The Eastern Orthodox Church has not allowed the hymn "Amazing Grac" in any of it's western rite hymnals, which contain a great many of traditional Catholic and Anglican protestant hymns which are in line with the great majority of genuine Catholic and Orthodox Christian hymnody. There is no precedent for Amazing Grace until the era of the 1960's and 1970's it was never sung in a Catholic CHurch in the entire world - ever.

That does not mind that the hymn can not be enjoyed and appreciates by individuals. It only means that it lacks the integrity to be worthy of representing such sentimentalism and reductionist simpliciation at the holy sacrifice of the mass.

Joyce said...

You would never had heard this Hymn, ever, before Vatican ll...Anything that is not totally Catholic should be avoided like the plague...if a delicous looking cake had a tiny bit of arsenic in it, would you eat it..NO..it's poison! And so is anything that even has a little bit of error mixed in with truth, as this Hymn...it's poison for the soul, slowly but surely, like the frog boiled in lukewarm water..very subtle,and eventually will do harm to the soul...No Ecumenical stuff it was condemn by Pope Pius IX
Catholic's only need to Preach to save our soul and the souls of ohers.

Dave Armstrong said...

Sheer nonsense. You don't have the slightest idea what you are talking about.
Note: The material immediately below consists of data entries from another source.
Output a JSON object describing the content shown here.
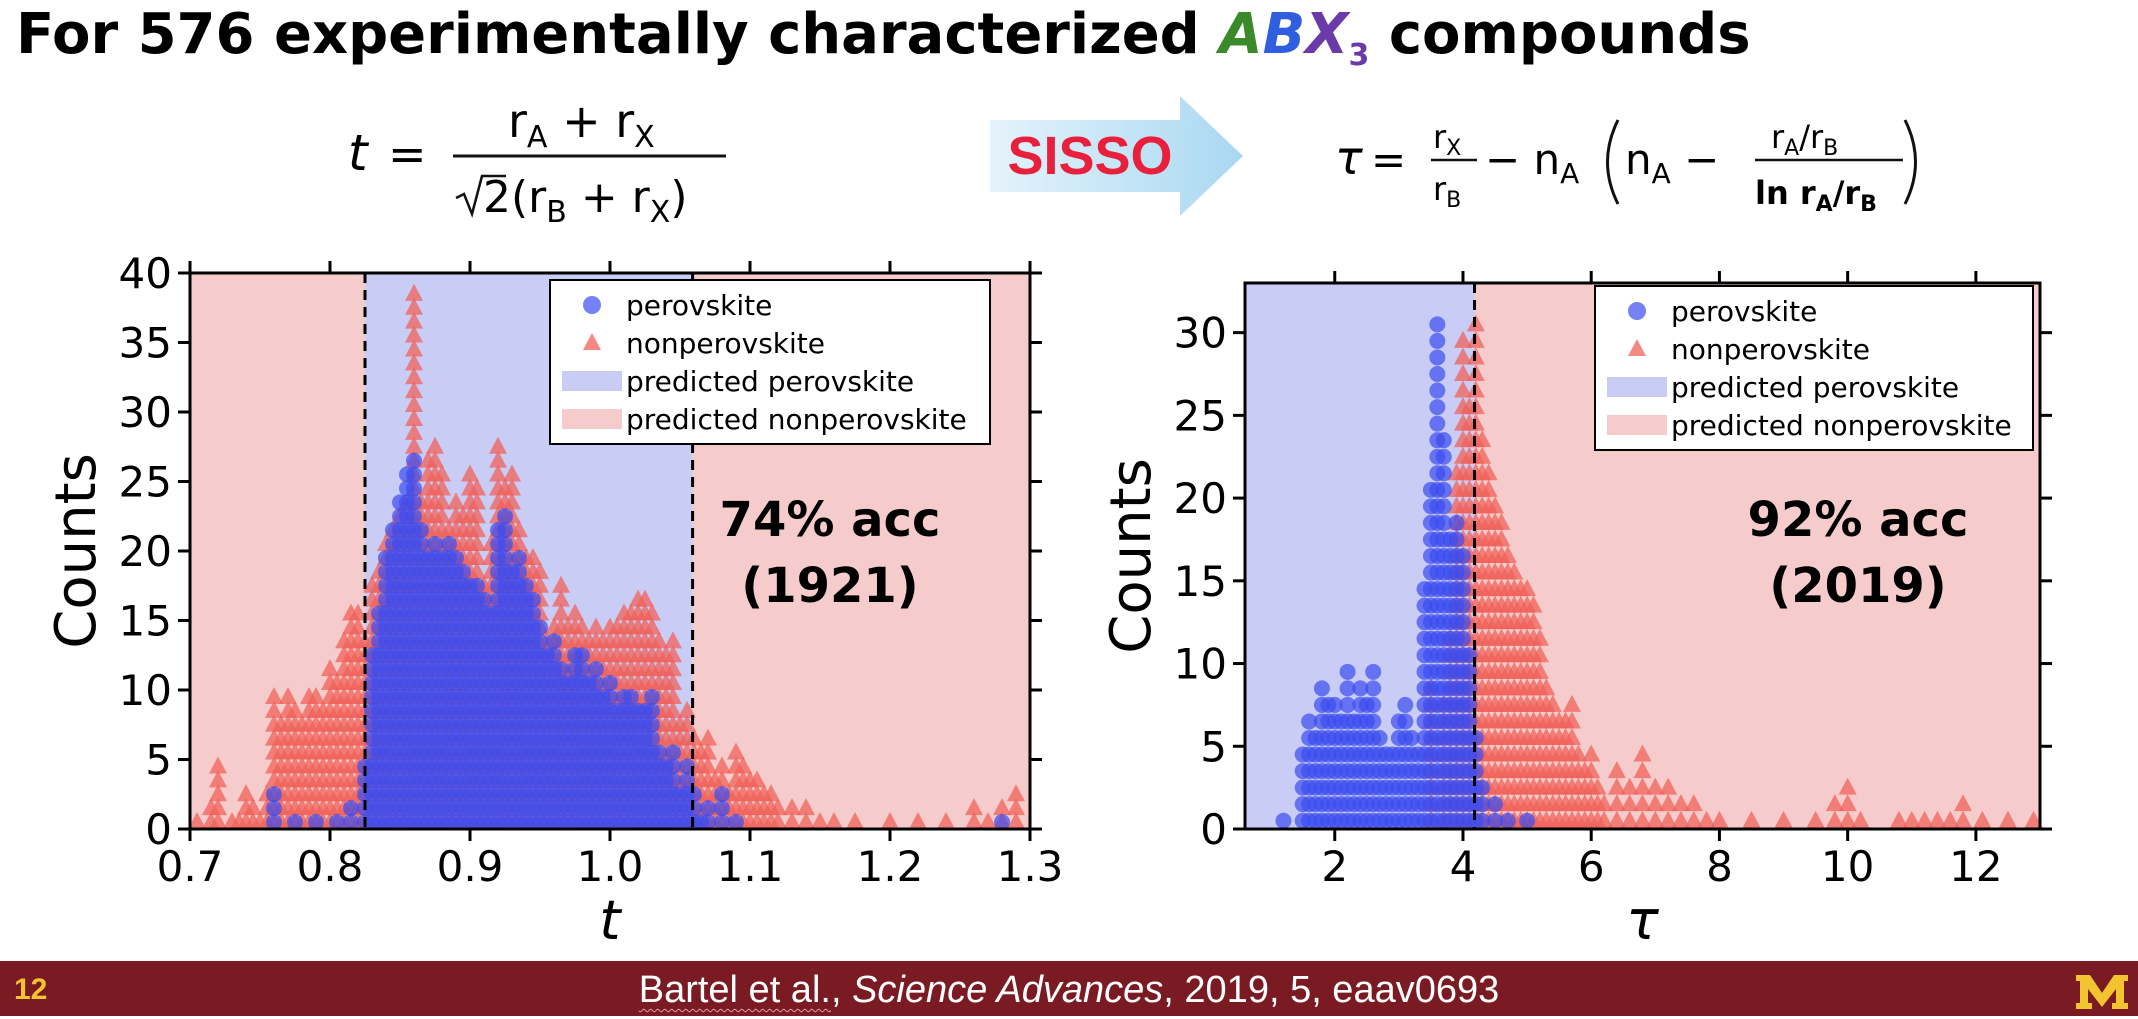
{
  "title": {
    "prefix": "For 576 experimentally characterized ",
    "letter_a": "A",
    "letter_b": "B",
    "letter_x": "X",
    "subscript": "3",
    "suffix": " compounds"
  },
  "formula_left": {
    "lhs": "t =",
    "numerator": "r_A + r_X",
    "denominator": "√2(r_B + r_X)"
  },
  "formula_right": {
    "lhs": "τ =",
    "text": "r_X/r_B − n_A (n_A − (r_A/r_B)/(ln r_A/r_B))"
  },
  "sisso_label": "SISSO",
  "colors": {
    "perovskite": "#3b4cf0",
    "nonperovskite": "#f0625a",
    "predicted_perovskite": "#c9ccf5",
    "predicted_nonperovskite": "#f5cccb",
    "footer": "#7a1a22",
    "sisso_arrow": "#bfe3f7"
  },
  "legend": {
    "perovskite": "perovskite",
    "nonperovskite": "nonperovskite",
    "predicted_perovskite": "predicted perovskite",
    "predicted_nonperovskite": "predicted nonperovskite"
  },
  "footer": {
    "page": "12",
    "author": "Bartel et al.",
    "journal": "Science Advances",
    "rest": ", 2019, 5, eaav0693",
    "logo": "university-m-logo"
  },
  "chart_data": [
    {
      "type": "scatter",
      "ylabel": "Counts",
      "xlabel": "t",
      "annotation": [
        "74% acc",
        "(1921)"
      ],
      "xlim": [
        0.7,
        1.3
      ],
      "ylim": [
        0,
        40
      ],
      "xticks": [
        0.7,
        0.8,
        0.9,
        1.0,
        1.1,
        1.2,
        1.3
      ],
      "xtick_labels": [
        "0.7",
        "0.8",
        "0.9",
        "1.0",
        "1.1",
        "1.2",
        "1.3"
      ],
      "yticks": [
        0,
        5,
        10,
        15,
        20,
        25,
        30,
        35,
        40
      ],
      "thresholds": [
        0.825,
        1.059
      ],
      "perovskite_region": "between thresholds",
      "legend_position": "upper-right",
      "bin_width": 0.005,
      "series": [
        {
          "name": "perovskite",
          "marker": "circle",
          "x": [
            0.76,
            0.775,
            0.79,
            0.805,
            0.815,
            0.825,
            0.83,
            0.835,
            0.84,
            0.845,
            0.85,
            0.855,
            0.86,
            0.865,
            0.87,
            0.875,
            0.88,
            0.885,
            0.89,
            0.895,
            0.9,
            0.905,
            0.91,
            0.915,
            0.92,
            0.925,
            0.93,
            0.935,
            0.94,
            0.945,
            0.95,
            0.955,
            0.96,
            0.965,
            0.97,
            0.975,
            0.98,
            0.985,
            0.99,
            0.995,
            1.0,
            1.005,
            1.01,
            1.015,
            1.02,
            1.025,
            1.03,
            1.035,
            1.04,
            1.045,
            1.05,
            1.055,
            1.06,
            1.065,
            1.07,
            1.08,
            1.09,
            1.28
          ],
          "counts": [
            3,
            1,
            1,
            1,
            2,
            5,
            13,
            16,
            20,
            22,
            24,
            26,
            27,
            22,
            20,
            21,
            20,
            21,
            20,
            19,
            18,
            18,
            17,
            16,
            22,
            23,
            19,
            20,
            18,
            17,
            15,
            13,
            14,
            12,
            11,
            13,
            13,
            11,
            12,
            10,
            11,
            9,
            10,
            10,
            9,
            9,
            10,
            6,
            5,
            6,
            3,
            5,
            3,
            1,
            2,
            3,
            1,
            1
          ]
        },
        {
          "name": "nonperovskite",
          "marker": "triangle",
          "x": [
            0.705,
            0.715,
            0.72,
            0.73,
            0.735,
            0.74,
            0.745,
            0.75,
            0.755,
            0.76,
            0.765,
            0.77,
            0.775,
            0.78,
            0.785,
            0.79,
            0.795,
            0.8,
            0.805,
            0.81,
            0.815,
            0.82,
            0.825,
            0.83,
            0.835,
            0.84,
            0.845,
            0.85,
            0.855,
            0.86,
            0.865,
            0.87,
            0.875,
            0.88,
            0.885,
            0.89,
            0.895,
            0.9,
            0.905,
            0.91,
            0.915,
            0.92,
            0.925,
            0.93,
            0.935,
            0.94,
            0.945,
            0.95,
            0.955,
            0.96,
            0.965,
            0.97,
            0.975,
            0.98,
            0.985,
            0.99,
            0.995,
            1.0,
            1.005,
            1.01,
            1.015,
            1.02,
            1.025,
            1.03,
            1.035,
            1.04,
            1.045,
            1.05,
            1.055,
            1.06,
            1.065,
            1.07,
            1.075,
            1.08,
            1.085,
            1.09,
            1.095,
            1.1,
            1.105,
            1.11,
            1.115,
            1.12,
            1.13,
            1.14,
            1.15,
            1.16,
            1.175,
            1.2,
            1.22,
            1.24,
            1.26,
            1.27,
            1.28,
            1.29
          ],
          "counts": [
            1,
            2,
            5,
            1,
            1,
            3,
            2,
            1,
            3,
            10,
            8,
            10,
            9,
            8,
            10,
            10,
            9,
            12,
            11,
            14,
            16,
            16,
            14,
            18,
            19,
            21,
            22,
            23,
            24,
            39,
            24,
            27,
            28,
            26,
            22,
            24,
            23,
            26,
            25,
            18,
            21,
            28,
            25,
            26,
            22,
            20,
            20,
            19,
            14,
            15,
            18,
            15,
            16,
            15,
            14,
            15,
            14,
            15,
            15,
            16,
            16,
            17,
            17,
            16,
            14,
            13,
            14,
            8,
            9,
            7,
            6,
            7,
            4,
            5,
            3,
            6,
            5,
            4,
            4,
            3,
            3,
            2,
            2,
            2,
            1,
            1,
            1,
            1,
            1,
            1,
            2,
            1,
            2,
            3
          ]
        }
      ]
    },
    {
      "type": "scatter",
      "ylabel": "Counts",
      "xlabel": "τ",
      "annotation": [
        "92% acc",
        "(2019)"
      ],
      "xlim": [
        0.6,
        13.0
      ],
      "ylim": [
        0,
        33
      ],
      "xticks": [
        2,
        4,
        6,
        8,
        10,
        12
      ],
      "xtick_labels": [
        "2",
        "4",
        "6",
        "8",
        "10",
        "12"
      ],
      "yticks": [
        0,
        5,
        10,
        15,
        20,
        25,
        30
      ],
      "thresholds": [
        4.18
      ],
      "perovskite_region": "below threshold",
      "legend_position": "upper-right",
      "bin_width": 0.1,
      "series": [
        {
          "name": "perovskite",
          "marker": "circle",
          "x": [
            1.2,
            1.5,
            1.6,
            1.7,
            1.8,
            1.9,
            2.0,
            2.1,
            2.2,
            2.3,
            2.4,
            2.5,
            2.6,
            2.7,
            2.8,
            2.9,
            3.0,
            3.1,
            3.2,
            3.3,
            3.4,
            3.5,
            3.6,
            3.7,
            3.8,
            3.9,
            4.0,
            4.1,
            4.2,
            4.3,
            4.5,
            4.7,
            5.0
          ],
          "counts": [
            1,
            5,
            7,
            6,
            9,
            8,
            8,
            7,
            10,
            7,
            9,
            8,
            10,
            6,
            5,
            5,
            7,
            8,
            6,
            5,
            15,
            21,
            31,
            24,
            18,
            19,
            17,
            11,
            6,
            3,
            2,
            1,
            1
          ]
        },
        {
          "name": "nonperovskite",
          "marker": "triangle",
          "x": [
            3.5,
            3.7,
            3.8,
            3.9,
            4.0,
            4.1,
            4.2,
            4.3,
            4.4,
            4.5,
            4.6,
            4.7,
            4.8,
            4.9,
            5.0,
            5.1,
            5.2,
            5.3,
            5.4,
            5.5,
            5.6,
            5.7,
            5.8,
            5.9,
            6.0,
            6.1,
            6.2,
            6.4,
            6.6,
            6.8,
            7.0,
            7.2,
            7.4,
            7.6,
            7.8,
            8.0,
            8.5,
            9.0,
            9.5,
            9.8,
            10.0,
            10.2,
            10.8,
            11.0,
            11.2,
            11.4,
            11.6,
            11.8,
            12.1,
            12.5,
            12.9
          ],
          "counts": [
            9,
            8,
            12,
            22,
            30,
            26,
            31,
            24,
            22,
            20,
            19,
            17,
            16,
            15,
            15,
            14,
            12,
            9,
            8,
            7,
            7,
            8,
            5,
            4,
            5,
            3,
            2,
            4,
            3,
            5,
            3,
            3,
            2,
            2,
            1,
            1,
            1,
            1,
            1,
            2,
            3,
            1,
            1,
            1,
            1,
            1,
            1,
            2,
            1,
            1,
            1
          ]
        }
      ]
    }
  ]
}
The Church has for hundreds of years utilized Protestant hymns, such as those by John and Charles Wesley, and classical music by Protestants (e.g., Bach).

The Catholic view has always been (not just since the dreaded, despised Vatican II) that all truth is truth.

Hence, St. Paul himself cited two pagan poets / philosophers on Mars Hill in Athens, while evangelizing the Athenians.

According to you, he was a lousy compromised sinner when he did so.

It's your sort of muddled and self-contradictory thinking that turn people away from the Catholic faith. It's modern-day Pharisaism.